Husanovic bedauert Derdemez´ Abgang

Bei den Bosniern löste die Nachricht vom Weggang des besten Torjägers Katerstimmung aus. Der Mann, der den Verein aus dem Gallusviertel erstmals in die Gruppenliga katapultierte, wird der Mannschaft von Trainer Senad Mujakic im Abstiegskampf fehlen. Momentan liegt der SV BKC nur zwei Punkte vor dem ersten Abstiegsplatz. "Sein Abgang schwächt uns natürlich und wir bedauern das sehr. Letztlich ist es ebenso, dass wir als kleiner Verein mit beschränkten Möglichkeiten einen Spieler solchen Kalibers nicht lange halten können", bestätigte Bosniens Pressesprecher Asmir Husanovic den Abgang, der nicht der letzte an der Ackermannwiese gewesen sein soll.

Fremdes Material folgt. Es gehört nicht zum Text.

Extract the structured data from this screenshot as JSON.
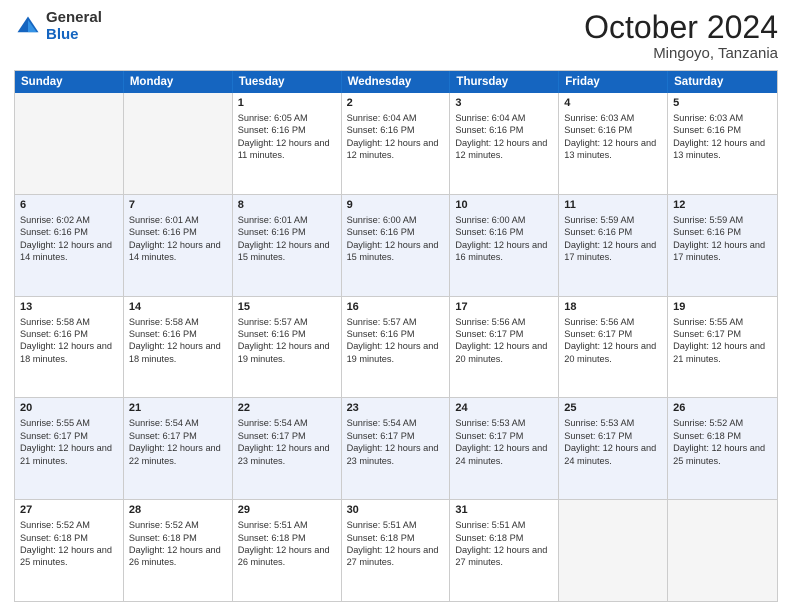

Die Mannschaft der Bosnier wird in der Winterpause durch Zu- und Abgänge ein neues Gesicht verpasst bekommen. Eine genaue Übersicht über das Personalkarussell beim SV BKC könne aber laut Husanovic erst ab Anfang Januar erstellt werden.

Gespräche vor dem Rückspiel anberaumt

Der Vereinswechsel des Torjägers soll das angespannte Verhältnis beider "Balkan-Klubs" nicht weiter belasten. Das Hinspiel Anfang September hatte beim Stande von 4:2 für den SV FC Sandzak in der 76. Minute ein unrühmliches Ende gefunden. Nicht Schiedsrichter Timo Hager brach die Partie der beiden Teams aus dem ehemaligen Jugoslawien ab, sondern die Gäste aus dem Frankfurter Gallusviertel verließen nach dem 4:2 durch den jetzigen Sandzak-Spielertrainer Murat Sejdovic auf Veranlassung der Vereinsverantwortlichen des SV BKC Bosnien geschlossen das Spielfeld und weigerten sich, die Partie zu Ende zu spielen. Daraufhin verkündete Bosniens Pressesprecher Asmir Husanovic einen Vorstandsbeschluss, wonach sein Verein zum Rückspiel nicht antreten werde. Offenbar kommt nun von Seiten Sandzaks ein Vorstoß, um diese außersportliche Dauerfehde zu beenden. Zwischen den Vereinen gab es keine Ressentiments, aber offensichtlich waren es einige wenige Protagonisten, die immer wieder ihre Privatfehden auf dem Fußballplatz austrugen, die letztlich zur Eskalation der Situation führten. Ausgerechnet Murat Sejdovic, der an den Vorfällen im Hinspiel nicht ganz unbeteiligt war, sagt nun: "Wir wollen diesen Streit beilegen und die Vorstände beider Vereine werden sich zum Abendessen treffen. Wir sollten uns gegenseitig unterstützen, statt gegeneinander zu agieren". Auch SV FC-Sportdirektor Enis Bogucanin möchte sich mit den Bosniern im Vorfeld des Rückspiels an einen Tisch setzen: "Wir wollen diese Vorfälle vergessen und alles dafür tun, damit das Rückspiel normal über die Bühne geht. Gespräche zwischen den Vorständen wurden dazu anberaumt". Auch von Seiten der Bosnier gibt es Gesprächsbereitschaft, wie Pressesprecher Husanovic bestätigt: "Sandzak hat uns kontaktiert und das ist ein positives Signal und dieses Angebot nehmen wir wahr. Das Ziel der Gespräche wird es sein, die Differenzen der beteiligten Personen auszuräumen. Wir begrüßen dieses positive Zeichen im Sinne des Sports".